Determine force exerted on rod & reaction

[JJBladester]

Homework Statement

A conveyor system is fitted with vertical panels, and a 300-mm rod AB of mass 2.5kg is lodged between two panels as shown. Knowing that the acceleration of the system is 1.5m/s² to the left, determine (a) the force exerted on the rod at C, (b) the reaction at B.

Answers:
(a)3.43N at 20 degrees above the horizontal (1st quadrant)
(b)24.4N at 73.4 degrees above the horizontal (2nd quadrant)

Homework Equations

[tex]\sum F_x=m\bar{a}_x[/tex]

[tex]\sum F_y=m\bar{a}_y[/tex]

[tex]\sum M_G=\bar{I}\alpha[/tex]

Where [itex]G[/itex] is the center of mass and [itex]\bar{x}[/itex] and [itex]\bar{y}[/itex] are the x and y coordinates of G.

The Attempt at a Solution

Draw a free body diagram:

Sum of the forces equations:

[tex]\sum F_x=Ncos(20)-Bcos(70)=ma[/tex]

[tex]\sum F_y=Nsin(20)-mg+Bcos(70)=0[/tex]

That's all I can think of and I know that assuming B's reaction is at 70 degrees is wrong because the answer states that it is at 73.4 degrees above the horizontal (2nd quadrant).

What is wrong with my FBD?

 

[anathema]

Thank you for sharing your thoughts and attempt at solving this problem.
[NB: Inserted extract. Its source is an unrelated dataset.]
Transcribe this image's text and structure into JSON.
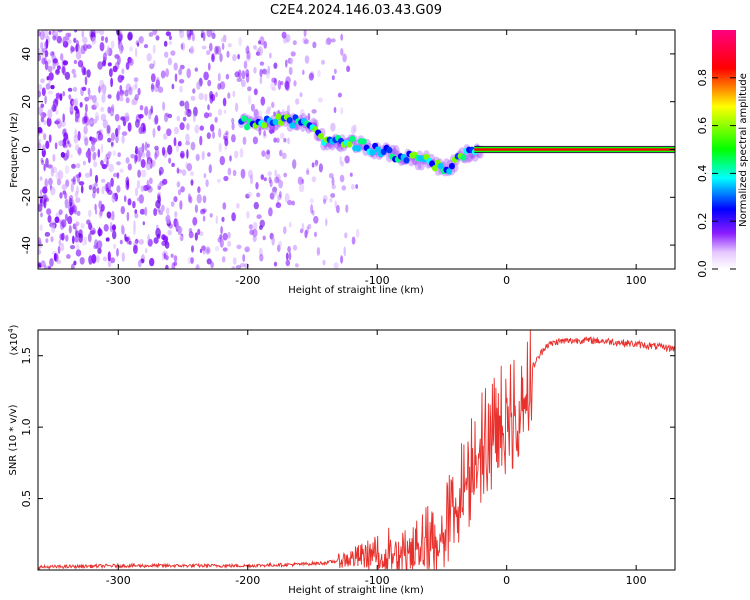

Your free body diagram and equations seem to be correct. However, there may be a minor mistake in your calculation for the reaction at B. Instead of using the angle of 70 degrees, you can try using the angle of 20 degrees, which is the complementary angle to 70 degrees. This should give you the correct answer of 73.4 degrees for the reaction at B. Keep up the good work!